Cecily sighed. “Has Samuel left for the doctor?”

“Yes. He’s also been instructed to bring back the constable when he returns with Dr. Prestwick.”

“Very well.” Cecily glanced at the clock. “Then we have a little while to wait for them. Mrs. Chubb will watch over Stanley, and I have given her strict instructions not to let
anyone in the room, with the exception of myself or the doctor when he arrives.”

Baxter stood looking at her with a frown on his face. “A while for what, madam?” he asked carefully.

“Baxter, we simply must talk to Arthur now. As soon as he knows that Stanley has been found alive, he will waste no time in leaving. We need a confession from him.”

Baxter continued to fix her with his intent stare. “But, madam, if Master Stanley is alive, we have a witness to the murder. We won’t need a confession.”

“If Stanley lives through the night,” Cecily said softly.

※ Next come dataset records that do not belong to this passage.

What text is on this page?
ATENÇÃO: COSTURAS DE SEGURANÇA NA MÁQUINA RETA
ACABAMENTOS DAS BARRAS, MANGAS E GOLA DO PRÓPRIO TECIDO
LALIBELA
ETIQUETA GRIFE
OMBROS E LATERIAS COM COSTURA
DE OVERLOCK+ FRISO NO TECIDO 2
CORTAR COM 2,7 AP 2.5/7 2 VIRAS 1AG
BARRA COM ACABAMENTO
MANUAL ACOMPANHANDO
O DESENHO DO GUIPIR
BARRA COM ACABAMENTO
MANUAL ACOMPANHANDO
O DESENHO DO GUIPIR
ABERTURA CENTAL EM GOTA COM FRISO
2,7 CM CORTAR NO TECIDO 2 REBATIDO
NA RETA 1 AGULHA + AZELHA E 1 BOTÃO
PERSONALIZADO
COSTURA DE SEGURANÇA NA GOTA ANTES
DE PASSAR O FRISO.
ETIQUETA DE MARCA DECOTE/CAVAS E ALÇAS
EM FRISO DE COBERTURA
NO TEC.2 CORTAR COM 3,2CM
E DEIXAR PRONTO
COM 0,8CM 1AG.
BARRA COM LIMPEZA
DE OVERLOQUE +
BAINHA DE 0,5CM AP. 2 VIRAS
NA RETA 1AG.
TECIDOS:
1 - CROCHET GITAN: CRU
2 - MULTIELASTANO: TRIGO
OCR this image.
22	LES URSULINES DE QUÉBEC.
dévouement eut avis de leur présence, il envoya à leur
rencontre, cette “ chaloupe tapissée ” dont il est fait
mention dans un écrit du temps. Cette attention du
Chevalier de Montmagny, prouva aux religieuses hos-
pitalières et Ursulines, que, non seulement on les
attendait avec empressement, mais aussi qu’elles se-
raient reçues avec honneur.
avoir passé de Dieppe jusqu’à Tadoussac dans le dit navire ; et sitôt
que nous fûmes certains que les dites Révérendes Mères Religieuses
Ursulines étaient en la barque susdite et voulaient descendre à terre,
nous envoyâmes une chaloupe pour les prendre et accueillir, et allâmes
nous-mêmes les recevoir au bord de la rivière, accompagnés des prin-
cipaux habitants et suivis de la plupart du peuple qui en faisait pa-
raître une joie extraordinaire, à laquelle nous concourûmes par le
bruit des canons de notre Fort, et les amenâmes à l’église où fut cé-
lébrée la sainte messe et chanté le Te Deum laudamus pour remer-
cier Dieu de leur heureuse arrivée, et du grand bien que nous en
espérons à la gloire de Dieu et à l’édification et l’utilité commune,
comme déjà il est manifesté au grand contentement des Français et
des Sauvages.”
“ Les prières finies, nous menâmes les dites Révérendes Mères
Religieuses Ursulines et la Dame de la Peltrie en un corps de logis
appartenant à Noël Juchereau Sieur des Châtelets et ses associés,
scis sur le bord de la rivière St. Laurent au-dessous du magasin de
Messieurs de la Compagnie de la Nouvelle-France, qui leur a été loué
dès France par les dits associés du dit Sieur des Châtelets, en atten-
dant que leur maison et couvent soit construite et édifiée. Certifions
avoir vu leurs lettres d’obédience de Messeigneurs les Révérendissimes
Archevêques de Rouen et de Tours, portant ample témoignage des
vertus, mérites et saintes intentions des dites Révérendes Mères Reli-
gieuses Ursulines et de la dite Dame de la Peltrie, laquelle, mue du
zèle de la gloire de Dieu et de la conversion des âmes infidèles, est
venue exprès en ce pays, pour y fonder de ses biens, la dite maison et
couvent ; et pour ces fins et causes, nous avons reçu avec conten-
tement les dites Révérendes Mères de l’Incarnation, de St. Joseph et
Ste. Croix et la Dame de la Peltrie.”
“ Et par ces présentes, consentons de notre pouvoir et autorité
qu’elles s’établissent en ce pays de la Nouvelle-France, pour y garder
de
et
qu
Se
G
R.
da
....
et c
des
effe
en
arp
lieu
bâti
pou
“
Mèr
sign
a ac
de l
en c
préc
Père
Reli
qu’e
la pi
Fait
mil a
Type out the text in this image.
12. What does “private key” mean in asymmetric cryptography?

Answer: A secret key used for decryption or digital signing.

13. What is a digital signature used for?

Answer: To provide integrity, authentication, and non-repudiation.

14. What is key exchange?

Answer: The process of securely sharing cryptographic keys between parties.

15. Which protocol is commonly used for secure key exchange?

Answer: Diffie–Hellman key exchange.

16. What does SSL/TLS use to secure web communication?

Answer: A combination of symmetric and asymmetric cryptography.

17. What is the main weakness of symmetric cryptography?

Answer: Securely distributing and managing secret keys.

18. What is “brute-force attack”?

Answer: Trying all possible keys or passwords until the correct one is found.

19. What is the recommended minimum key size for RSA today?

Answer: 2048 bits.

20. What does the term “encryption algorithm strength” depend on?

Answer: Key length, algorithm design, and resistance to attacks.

Baxter’s face assumed a stony expression. Only the set of his mouth indicated his anguish. “I understand, madam,” he said quietly. “But I would suggest that it would be most unwise to visit the man in his quarters tonight. The constable will be here after a while. Not that I estimate his capabilities to be greater than yours or mine, but he is the proper person to handle the situation.”

“We don’t know how long it will take him to arrive,” Cecily said firmly. “In the meantime, Arthur could return at any time and discover that Stanley has been found and is unconscious. He could even attempt to silence the boy some other way. If we tell Arthur, however, that the boy has been found alive and has told us what happened, we might be able to wrestle a confession out of him.”

“I still believe—”

Cecily moved closer to him until they were toe-to-toe. “I don’t have time to argue, Baxter. You are fully aware that your arguments have never prevented me before from carrying out my intentions, and it will not prevent me now. I will go and talk to Arthur. You may accompany me or not, as you please.”

He ran a hand through his hair and took a pace backward. “I will come with you, madam. Under protest, as always.”

Cecily gave him a grim smile. “Thank you, Baxter. I knew I could rely on you.”

She wouldn’t admit to feeling more than a little apprehensive
as they made their way across the stable yard to Arthur’s room. She had heard of the way some hypnotists could send the better half of an audience into an induced sleep, and then order several of them to perform outlandish acts, to the huge amusement of the remainder of the audience.

In this instance, however, the situation was not in the least amusing. Arthur could very well send both her and Baxter into a hypnotic state from which they might never recover.